Given our attempts to avoid overfitting, the species distribution models are more likely to underfit spatial distribution patterns and consequently may predict ranges larger than those realized for some species. That is, the models may predict suitable habitat in locations that are inaccessible to the species (but in similar environmental conditions to where they occur) or predict suitable habitat slightly beyond realized range edges due to fitting relatively smoothed response curves. To offset this, cells where presence was predicted by Maxent farther than 1000km from any presence record were removed from the range. The modelling did not account for variation in sampling effort or detection probability.

As with any range map, our predictions represent hypotheses about spatial occurrence patterns. In spite of these caveats, predictions for the vast majority of species are reliable and are well-suited for macroecological analyses.

Updates - Our range modeling efforts are a dynamic enterprise and we are constantly exploring ways to improve predictions, leading to periodic updates in our database. Planned updates include addition of new occurrence data, addition of new information on native versus introduced range, choosing optimal model settings tuned specifically for each species, accounting for sampling variation, and improving occurrence data cleaning methods.

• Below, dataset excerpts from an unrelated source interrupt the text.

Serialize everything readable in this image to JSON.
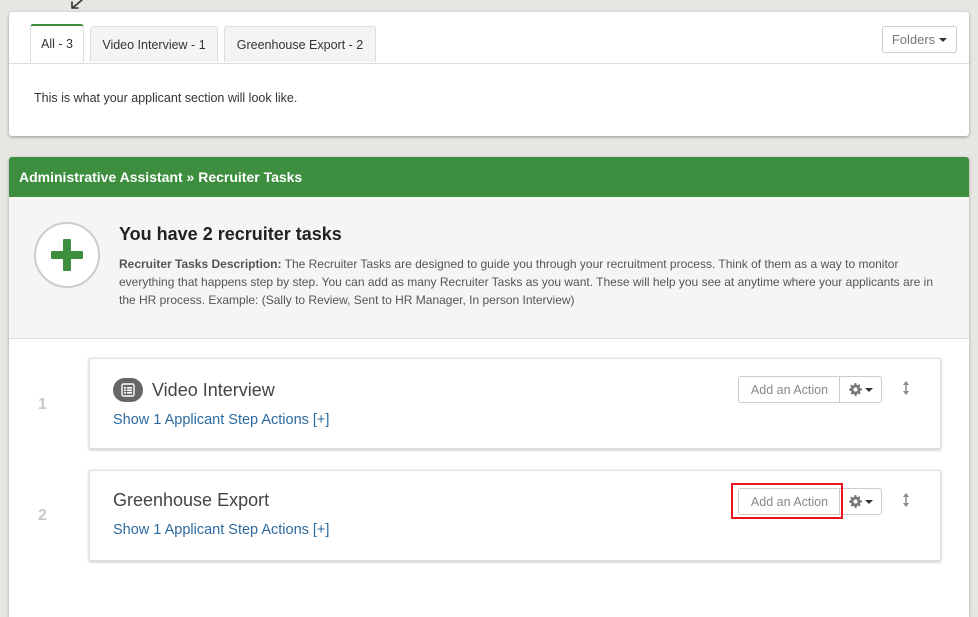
{
  "tabs": [
    {
      "label": "All - 3"
    },
    {
      "label": "Video Interview - 1"
    },
    {
      "label": "Greenhouse Export - 2"
    }
  ],
  "folders_label": "Folders",
  "applicant_section_text": "This is what your applicant section will look like.",
  "breadcrumb": "Administrative Assistant » Recruiter Tasks",
  "intro": {
    "title": "You have 2 recruiter tasks",
    "desc_label": "Recruiter Tasks Description:",
    "desc_text": " The Recruiter Tasks are designed to guide you through your recruitment process. Think of them as a way to monitor everything that happens step by step. You can add as many Recruiter Tasks as you want. These will help you see at anytime where your applicants are in the HR process. Example: (Sally to Review, Sent to HR Manager, In person Interview)"
  },
  "tasks": [
    {
      "number": "1",
      "title": "Video Interview",
      "link": "Show 1 Applicant Step Actions [+]",
      "action_label": "Add an Action"
    },
    {
      "number": "2",
      "title": "Greenhouse Export",
      "link": "Show 1 Applicant Step Actions [+]",
      "action_label": "Add an Action"
    }
  ],
  "colors": {
    "brand_green": "#3d8f3f",
    "link_blue": "#2d6a9f",
    "highlight_red": "#e8141c"
  },
  "icons": [
    "plus-icon",
    "list-icon",
    "gear-icon",
    "caret-down-icon",
    "sort-handle-icon"
  ]
}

We will employ version control to maintain accessibility of all past versions as updates are released.


  1. Diniz-Filho, J A F, & Bini, L M. 2005. Modelling geographical patterns in species richness using eigenvector based spatial filters. Global Ecology and Biogeography, 14(2), 177–185.
  2. Hijmans, R. J., S. E. Cameron, J. L. Parra, P. G. Jones, and A. Jarvis. 2005. Very high resolution interpolated climate surfaces for global land areas. International Journal of Climatology 25:1965–1978.
  3. Merow, C, Smith, M J, & Silander, J A. 2013. A practical guide to MaxEnt for modeling species’ distributions: what it does, and why inputs and settings matter. Ecography, 36, 1–12.
  4. Merow, C, Smith, M J, Edwards, Jr, T C, Guisan, A, McMahon, S M, Normand, S, Thuiller, W, Wü̈est, R O, Zimmermann, N E, & Elith, J. 2014. What do we gain from simplicity versus complexity in species distribution models? Ecography, 37, 1267–1281.
  5. Phillips, S J, Anderson, R P, & Schapire, R E. 2006. Maximum entropy modeling of species geographic distributions. Ecological Modelling, 190, 231–259.